I explain that they’re notes for a summer class. He asks what class, so I tell him,  and when asked, give an extremely vague definition of it. “It’s a way of thinking.” I realized afterwards that I should have been more specific because this is what I got as a response after an initial hesitation:

“I was thinking the other day – about a cognitive thought. Like, I don’t know how to explain it. A few thoughts make one cognitive thought, and the cognitive thought is like, the right way to think.”  And he was looking at me like he needed validation, and I didn't even know what he was talking about.  So I tried to demonstrate my understanding (or lack of) with an analogy, so I asked if it was like baking -- he puts thought ingredients in and it comes out as a cognitive cake. He laughed and said, “kind of, it’s just something I thought up on my own.”

Then he left and the person next to him who was listening to our conversation started sharing his deep thoughts, and then I looked around wondering if anyone else thought that the situation was really awkward.  
And I found another person intently listening to the conversation with shiny curious eyes almost like he was about to share his thoughts too!
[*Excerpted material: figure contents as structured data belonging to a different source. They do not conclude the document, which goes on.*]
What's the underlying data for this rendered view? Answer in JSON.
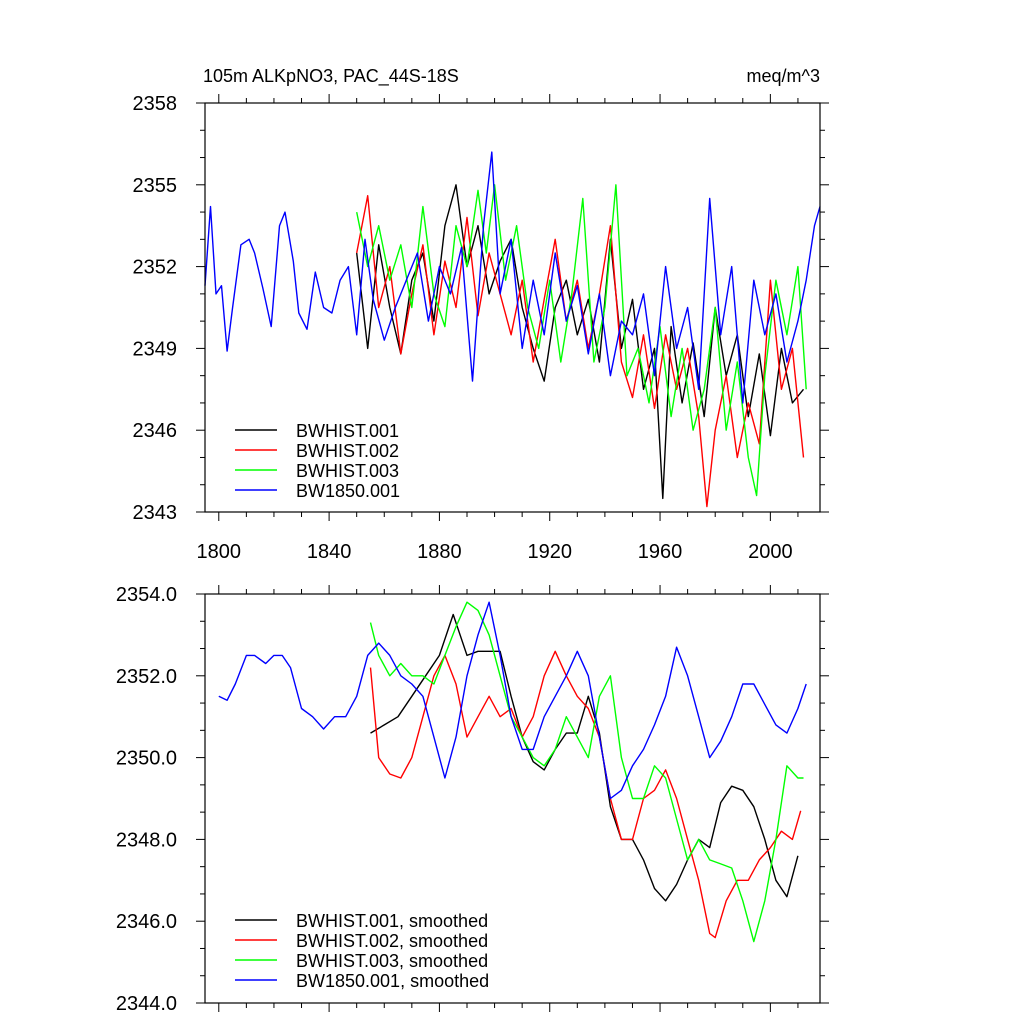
{
  "chart_data": [
    {
      "type": "line",
      "title": "105m ALKpNO3, PAC_44S-18S",
      "units": "meq/m^3",
      "xlabel": "",
      "ylabel": "",
      "xlim": [
        1795,
        2018
      ],
      "ylim": [
        2343,
        2358
      ],
      "x_ticks": [
        1800,
        1840,
        1880,
        1920,
        1960,
        2000
      ],
      "x_tick_labels": [
        "1800",
        "1840",
        "1880",
        "1920",
        "1960",
        "2000"
      ],
      "y_ticks": [
        2343,
        2346,
        2349,
        2352,
        2355,
        2358
      ],
      "y_tick_labels": [
        "2343",
        "2346",
        "2349",
        "2352",
        "2355",
        "2358"
      ],
      "legend_position": "bottom-left",
      "series": [
        {
          "name": "BWHIST.001",
          "color": "#000000",
          "x": [
            1850,
            1854,
            1858,
            1862,
            1866,
            1870,
            1874,
            1878,
            1882,
            1886,
            1890,
            1894,
            1898,
            1902,
            1906,
            1910,
            1914,
            1918,
            1922,
            1926,
            1930,
            1934,
            1938,
            1942,
            1946,
            1950,
            1954,
            1958,
            1961,
            1964,
            1968,
            1972,
            1976,
            1980,
            1984,
            1988,
            1992,
            1996,
            2000,
            2004,
            2008,
            2012
          ],
          "y": [
            2352.5,
            2349.0,
            2352.8,
            2350.5,
            2348.8,
            2351.5,
            2352.5,
            2350.0,
            2353.5,
            2355.0,
            2352.0,
            2353.5,
            2351.0,
            2352.2,
            2353.0,
            2350.5,
            2349.0,
            2347.8,
            2350.5,
            2351.5,
            2349.5,
            2350.8,
            2348.5,
            2353.0,
            2349.0,
            2350.8,
            2347.5,
            2349.0,
            2343.5,
            2349.8,
            2347.0,
            2349.2,
            2346.5,
            2350.5,
            2348.0,
            2349.5,
            2346.5,
            2348.8,
            2345.8,
            2349.0,
            2347.0,
            2347.5
          ]
        },
        {
          "name": "BWHIST.002",
          "color": "#ff0000",
          "x": [
            1850,
            1854,
            1858,
            1862,
            1866,
            1870,
            1874,
            1878,
            1882,
            1886,
            1890,
            1894,
            1898,
            1902,
            1906,
            1910,
            1914,
            1918,
            1922,
            1926,
            1930,
            1934,
            1938,
            1942,
            1946,
            1950,
            1954,
            1958,
            1962,
            1966,
            1970,
            1974,
            1977,
            1980,
            1984,
            1988,
            1992,
            1996,
            2000,
            2004,
            2008,
            2012
          ],
          "y": [
            2352.5,
            2354.6,
            2350.5,
            2352.0,
            2348.8,
            2351.0,
            2352.8,
            2349.5,
            2352.2,
            2350.5,
            2353.8,
            2350.2,
            2352.5,
            2351.0,
            2349.5,
            2351.5,
            2348.5,
            2350.8,
            2353.0,
            2350.0,
            2351.5,
            2349.0,
            2351.0,
            2353.5,
            2348.5,
            2347.2,
            2349.5,
            2346.8,
            2349.5,
            2347.5,
            2349.0,
            2346.5,
            2343.2,
            2346.0,
            2348.0,
            2345.0,
            2347.0,
            2345.5,
            2351.5,
            2347.5,
            2349.0,
            2345.0
          ]
        },
        {
          "name": "BWHIST.003",
          "color": "#00ff00",
          "x": [
            1850,
            1854,
            1858,
            1862,
            1866,
            1870,
            1874,
            1878,
            1882,
            1886,
            1890,
            1894,
            1897,
            1900,
            1904,
            1908,
            1912,
            1916,
            1920,
            1924,
            1928,
            1932,
            1936,
            1940,
            1944,
            1948,
            1952,
            1956,
            1960,
            1964,
            1968,
            1972,
            1976,
            1980,
            1984,
            1988,
            1992,
            1995,
            1998,
            2002,
            2006,
            2010,
            2013
          ],
          "y": [
            2354.0,
            2352.0,
            2353.5,
            2351.5,
            2352.8,
            2350.5,
            2354.2,
            2351.0,
            2349.8,
            2353.5,
            2352.0,
            2354.8,
            2352.5,
            2355.0,
            2351.5,
            2353.5,
            2350.5,
            2349.0,
            2351.5,
            2348.5,
            2351.0,
            2354.5,
            2348.5,
            2350.5,
            2355.0,
            2348.0,
            2349.0,
            2347.0,
            2349.8,
            2346.5,
            2349.0,
            2346.0,
            2347.5,
            2350.5,
            2346.0,
            2348.5,
            2345.0,
            2343.6,
            2348.0,
            2351.5,
            2349.5,
            2352.0,
            2347.5
          ]
        },
        {
          "name": "BW1850.001",
          "color": "#0000ff",
          "x": [
            1795,
            1797,
            1799,
            1801,
            1803,
            1805,
            1808,
            1811,
            1813,
            1816,
            1819,
            1822,
            1824,
            1827,
            1829,
            1832,
            1835,
            1838,
            1841,
            1844,
            1847,
            1850,
            1853,
            1856,
            1860,
            1864,
            1868,
            1872,
            1876,
            1880,
            1884,
            1888,
            1892,
            1896,
            1899,
            1902,
            1906,
            1910,
            1914,
            1918,
            1922,
            1926,
            1930,
            1934,
            1938,
            1942,
            1946,
            1950,
            1954,
            1958,
            1962,
            1966,
            1970,
            1974,
            1978,
            1982,
            1986,
            1990,
            1994,
            1998,
            2002,
            2006,
            2010,
            2013,
            2016,
            2018
          ],
          "y": [
            2351.3,
            2354.2,
            2351.0,
            2351.3,
            2348.9,
            2350.5,
            2352.8,
            2353.0,
            2352.5,
            2351.2,
            2349.8,
            2353.5,
            2354.0,
            2352.2,
            2350.3,
            2349.7,
            2351.8,
            2350.5,
            2350.3,
            2351.5,
            2352.0,
            2349.5,
            2353.0,
            2350.8,
            2349.3,
            2350.5,
            2351.5,
            2352.5,
            2350.0,
            2352.0,
            2351.0,
            2352.7,
            2347.8,
            2353.5,
            2356.2,
            2351.0,
            2353.0,
            2349.0,
            2351.5,
            2349.5,
            2352.5,
            2350.0,
            2351.3,
            2348.8,
            2351.0,
            2348.0,
            2350.0,
            2349.5,
            2351.0,
            2348.0,
            2352.0,
            2349.0,
            2350.5,
            2347.5,
            2354.5,
            2349.5,
            2352.0,
            2347.0,
            2351.5,
            2349.5,
            2351.0,
            2348.5,
            2350.0,
            2351.5,
            2353.5,
            2354.2
          ]
        }
      ]
    },
    {
      "type": "line",
      "title": "",
      "xlabel": "",
      "ylabel": "",
      "xlim": [
        1795,
        2018
      ],
      "ylim": [
        2344,
        2354
      ],
      "x_ticks": [
        1800,
        1840,
        1880,
        1920,
        1960,
        2000
      ],
      "y_ticks": [
        2344,
        2346,
        2348,
        2350,
        2352,
        2354
      ],
      "y_tick_labels": [
        "2344.0",
        "2346.0",
        "2348.0",
        "2350.0",
        "2352.0",
        "2354.0"
      ],
      "legend_position": "bottom-left",
      "series": [
        {
          "name": "BWHIST.001, smoothed",
          "color": "#000000",
          "x": [
            1855,
            1860,
            1865,
            1870,
            1875,
            1880,
            1885,
            1890,
            1894,
            1898,
            1902,
            1906,
            1910,
            1914,
            1918,
            1922,
            1926,
            1930,
            1934,
            1938,
            1942,
            1946,
            1950,
            1954,
            1958,
            1962,
            1966,
            1970,
            1974,
            1978,
            1982,
            1986,
            1990,
            1994,
            1998,
            2002,
            2006,
            2010
          ],
          "y": [
            2350.6,
            2350.8,
            2351.0,
            2351.5,
            2352.0,
            2352.5,
            2353.5,
            2352.5,
            2352.6,
            2352.6,
            2352.6,
            2351.5,
            2350.5,
            2349.9,
            2349.7,
            2350.2,
            2350.6,
            2350.6,
            2351.5,
            2350.6,
            2348.8,
            2348.0,
            2348.0,
            2347.5,
            2346.8,
            2346.5,
            2346.9,
            2347.5,
            2348.0,
            2347.8,
            2348.9,
            2349.3,
            2349.2,
            2348.8,
            2348.0,
            2347.0,
            2346.6,
            2347.6
          ]
        },
        {
          "name": "BWHIST.002, smoothed",
          "color": "#ff0000",
          "x": [
            1855,
            1858,
            1862,
            1866,
            1870,
            1874,
            1878,
            1882,
            1886,
            1890,
            1894,
            1898,
            1902,
            1906,
            1910,
            1914,
            1918,
            1922,
            1926,
            1930,
            1934,
            1938,
            1942,
            1946,
            1950,
            1954,
            1958,
            1962,
            1966,
            1970,
            1974,
            1978,
            1980,
            1984,
            1988,
            1992,
            1996,
            2000,
            2004,
            2008,
            2011
          ],
          "y": [
            2352.2,
            2350.0,
            2349.6,
            2349.5,
            2350.0,
            2351.0,
            2352.0,
            2352.5,
            2351.8,
            2350.5,
            2351.0,
            2351.5,
            2351.0,
            2351.2,
            2350.5,
            2351.0,
            2352.0,
            2352.6,
            2352.0,
            2351.5,
            2351.2,
            2350.5,
            2349.0,
            2348.0,
            2348.0,
            2349.0,
            2349.2,
            2349.7,
            2349.0,
            2348.0,
            2347.0,
            2345.7,
            2345.6,
            2346.5,
            2347.0,
            2347.0,
            2347.5,
            2347.8,
            2348.2,
            2348.0,
            2348.7
          ]
        },
        {
          "name": "BWHIST.003, smoothed",
          "color": "#00ff00",
          "x": [
            1855,
            1858,
            1862,
            1866,
            1870,
            1874,
            1878,
            1882,
            1886,
            1890,
            1894,
            1898,
            1902,
            1906,
            1910,
            1914,
            1918,
            1922,
            1926,
            1930,
            1934,
            1938,
            1942,
            1946,
            1950,
            1954,
            1958,
            1962,
            1966,
            1970,
            1974,
            1978,
            1982,
            1986,
            1990,
            1994,
            1998,
            2002,
            2006,
            2010,
            2012
          ],
          "y": [
            2353.3,
            2352.5,
            2352.0,
            2352.3,
            2352.0,
            2352.0,
            2351.8,
            2352.5,
            2353.2,
            2353.8,
            2353.6,
            2353.0,
            2352.0,
            2351.0,
            2350.5,
            2350.0,
            2349.8,
            2350.2,
            2351.0,
            2350.5,
            2350.0,
            2351.5,
            2352.0,
            2350.0,
            2349.0,
            2349.0,
            2349.8,
            2349.5,
            2348.5,
            2347.5,
            2348.0,
            2347.5,
            2347.4,
            2347.3,
            2346.5,
            2345.5,
            2346.5,
            2348.0,
            2349.8,
            2349.5,
            2349.5
          ]
        },
        {
          "name": "BW1850.001, smoothed",
          "color": "#0000ff",
          "x": [
            1800,
            1803,
            1806,
            1810,
            1813,
            1817,
            1820,
            1823,
            1826,
            1830,
            1834,
            1838,
            1842,
            1846,
            1850,
            1854,
            1858,
            1862,
            1866,
            1870,
            1874,
            1878,
            1882,
            1886,
            1890,
            1894,
            1898,
            1902,
            1906,
            1910,
            1914,
            1918,
            1922,
            1926,
            1930,
            1934,
            1938,
            1942,
            1946,
            1950,
            1954,
            1958,
            1962,
            1966,
            1970,
            1974,
            1978,
            1982,
            1986,
            1990,
            1994,
            1998,
            2002,
            2006,
            2010,
            2013
          ],
          "y": [
            2351.5,
            2351.4,
            2351.8,
            2352.5,
            2352.5,
            2352.3,
            2352.5,
            2352.5,
            2352.2,
            2351.2,
            2351.0,
            2350.7,
            2351.0,
            2351.0,
            2351.5,
            2352.5,
            2352.8,
            2352.5,
            2352.0,
            2351.8,
            2351.5,
            2350.5,
            2349.5,
            2350.5,
            2352.0,
            2353.0,
            2353.8,
            2352.5,
            2351.0,
            2350.2,
            2350.2,
            2351.0,
            2351.5,
            2352.0,
            2352.6,
            2352.0,
            2350.5,
            2349.0,
            2349.2,
            2349.8,
            2350.2,
            2350.8,
            2351.5,
            2352.7,
            2352.0,
            2351.0,
            2350.0,
            2350.4,
            2351.0,
            2351.8,
            2351.8,
            2351.3,
            2350.8,
            2350.6,
            2351.2,
            2351.8
          ]
        }
      ]
    }
  ]
}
If I wasn't in an extreme state of discomfort, I would  have probably thought that it was comical. I didn’t know what to say! I felt guilty like someone was going to call me out. 

“Who are you to listen to these thoughts?” Or something -- I don't know.  I just did the best I can. I felt like these people were treating me like I was a catholic priest during confession time, absolving them of their sins.


So all of this made me think about where I am in my life, where they are in there life, and if they were, or will ever be where I am, or if I will ever be where they are. And I felt so lucky, to be taking this class. 

Side note:

Solomon stated that near the end of his life Heidegger adopted the peasant life.  After realizing the authentic self, the end goal is embedding oneself into his roots and culture from which he originally came.  There is a possibility I misinterpreted that, or forgot what it was he actually said, but assuming that is in fact what he was explaining.

I imagined Heidegger telling his fellow “peasants” something similar to, “I just went on this intellectual journey, found my authentic self, and realized that in the end this is where I need to be.” And the peasants responding, “You should have talked to us first, we could have told you that before you went through all the trouble”

What. 

It's a nice thought, but at the same time frustrating.